The nearest image showed her at her desk, brow furrowed in concentration as she organized files, completely absorbed in her task.
In another, she stood by the conference room window, silhouetted against city lights, head tilted as she studied something in her hands.
A third captured her speaking with Kavya, her face lit with a smile rarely seen in the office.
Ishani moved forward as if in a dream, barely registering the rose petals scattered across the floor that released their scent with each step she took. Candles lined the pathway between the photographs, their flames creating pools of golden light that drew her deeper into the suite.
Every image had been taken carefully. The angles were thoughtful. The lighting intentional. Each moment chosen.
In one frame, she leaned over Raghav’s desk, finger extended toward a spreadsheet. Confidence radiated from her posture. She looked capable. Powerful.
In another, she crossed the lobby, bag on her shoulder, spine straight, chin lifted, untouchable.
Further down, her face filled the frame as she hugged the plush puppy to her chest. Surprise. Joy. Unfiltered.
Her fingers reached out, hovering just above the surface of a photo in which she was gazing out his office window. The light had caught her features perfectly, highlighting the clean line of her jaw, the slight furrow between her brows.
She moved deeper into the suite and stopped before a photograph that stole the air from her lungs.
It was from the break room. The call with her mother.
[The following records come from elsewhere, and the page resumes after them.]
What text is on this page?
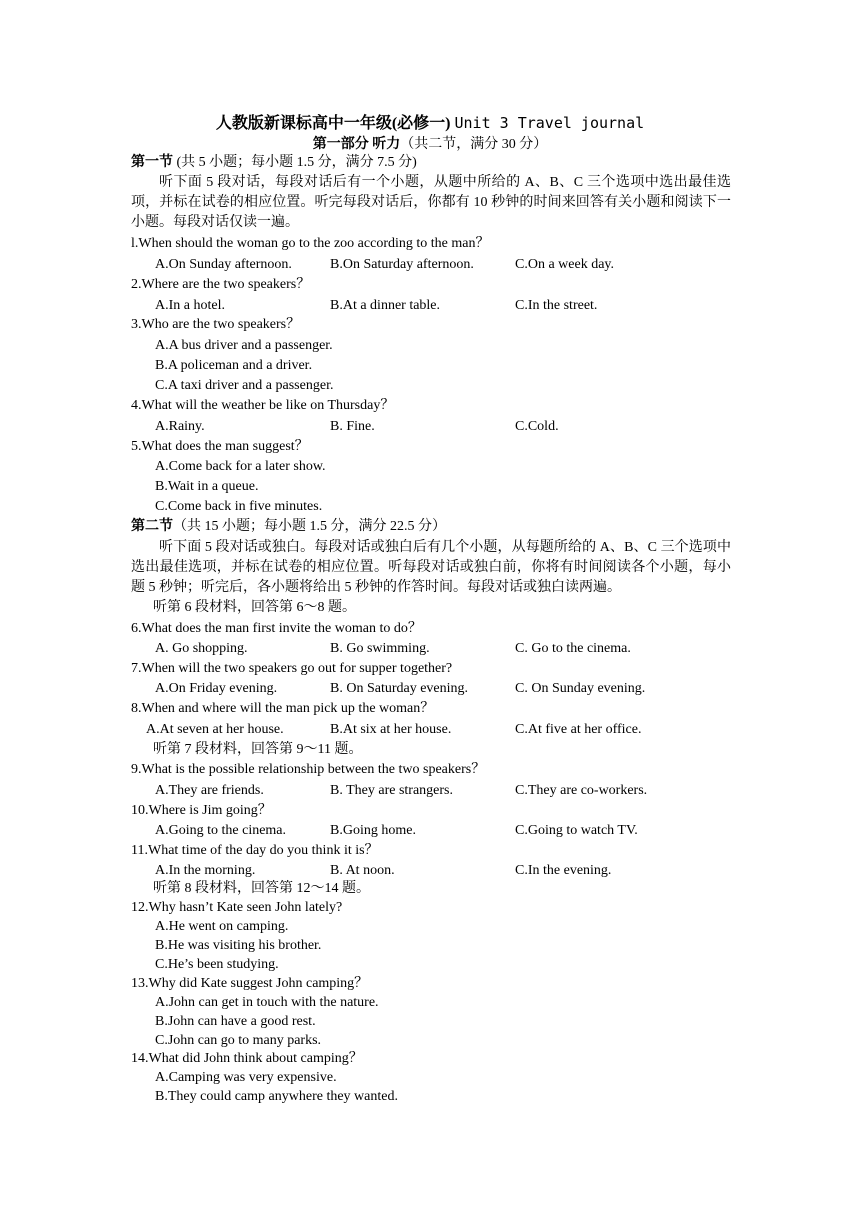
人教版新课标高中一年级(必修一) Unit 3 Travel journal
第一部分 听力（共二节，满分 30 分）
第一节 (共 5 小题；每小题 1.5 分，满分 7.5 分)
听下面 5 段对话，每段对话后有一个小题，从题中所给的 A、B、C 三个选项中选出最佳选项，并标在试卷的相应位置。听完每段对话后，你都有 10 秒钟的时间来回答有关小题和阅读下一小题。每段对话仅读一遍。
l.When should the woman go to the zoo according to the man？
A.On Sunday afternoon.	B.On Saturday afternoon.	C.On a week day.
2.Where are the two speakers？
A.In a hotel.	B.At a dinner table.	C.In the street.
3.Who are the two speakers？
A.A bus driver and a passenger.
B.A policeman and a driver.
C.A taxi driver and a passenger.
4.What will the weather be like on Thursday？
A.Rainy.	B. Fine.	C.Cold.
5.What does the man suggest？
A.Come back for a later show.
B.Wait in a queue.
C.Come back in five minutes.
第二节（共 15 小题；每小题 1.5 分，满分 22.5 分）
听下面 5 段对话或独白。每段对话或独白后有几个小题，从每题所给的 A、B、C 三个选项中选出最佳选项，并标在试卷的相应位置。听每段对话或独白前，你将有时间阅读各个小题，每小题 5 秒钟；听完后，各小题将给出 5 秒钟的作答时间。每段对话或独白读两遍。
听第 6 段材料，回答第 6～8 题。
6.What does the man first invite the woman to do？
A. Go shopping.	B. Go swimming.	C. Go to the cinema.
7.When will the two speakers go out for supper together?
A.On Friday evening.	B. On Saturday evening.	C. On Sunday evening.
8.When and where will the man pick up the woman？
A.At seven at her house.	B.At six at her house.	C.At five at her office.
听第 7 段材料，回答第 9～11 题。
9.What is the possible relationship between the two speakers？
A.They are friends.	B. They are strangers.	C.They are co-workers.
10.Where is Jim going？
A.Going to the cinema.	B.Going home.	C.Going to watch TV.
11.What time of the day do you think it is？
A.In the morning.	B. At noon.	C.In the evening.
听第 8 段材料，回答第 12～14 题。
12.Why hasn’t Kate seen John lately?
A.He went on camping.
B.He was visiting his brother.
C.He’s been studying.
13.Why did Kate suggest John camping？
A.John can get in touch with the nature.
B.John can have a good rest.
C.John can go to many parks.
14.What did John think about camping？
A.Camping was very expensive.
B.They could camp anywhere they wanted.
Her head was tilted back in laughter, throat exposed, eyes squeezed shut in unfiltered joy. The woman in that image looked untouchable. Free. Alive. It was the most honest portrait she had ever seen of herself.
And it could only have been known to someone who was watching her closely.
Her pulse began to thud against her ribs.
Only one man had access. Only one man had the control, the resources, the precision to orchestrate something like this.
Only one man had looked at her with that intensity. Her breath turned shallow.
Raghav.
Of course it was him. There could be no one else but him.
The air shifted behind her. She felt it before she heard him, his voice, low and familiar, sending a shiver down her spine.
“I wanted you to see yourself through my eyes.”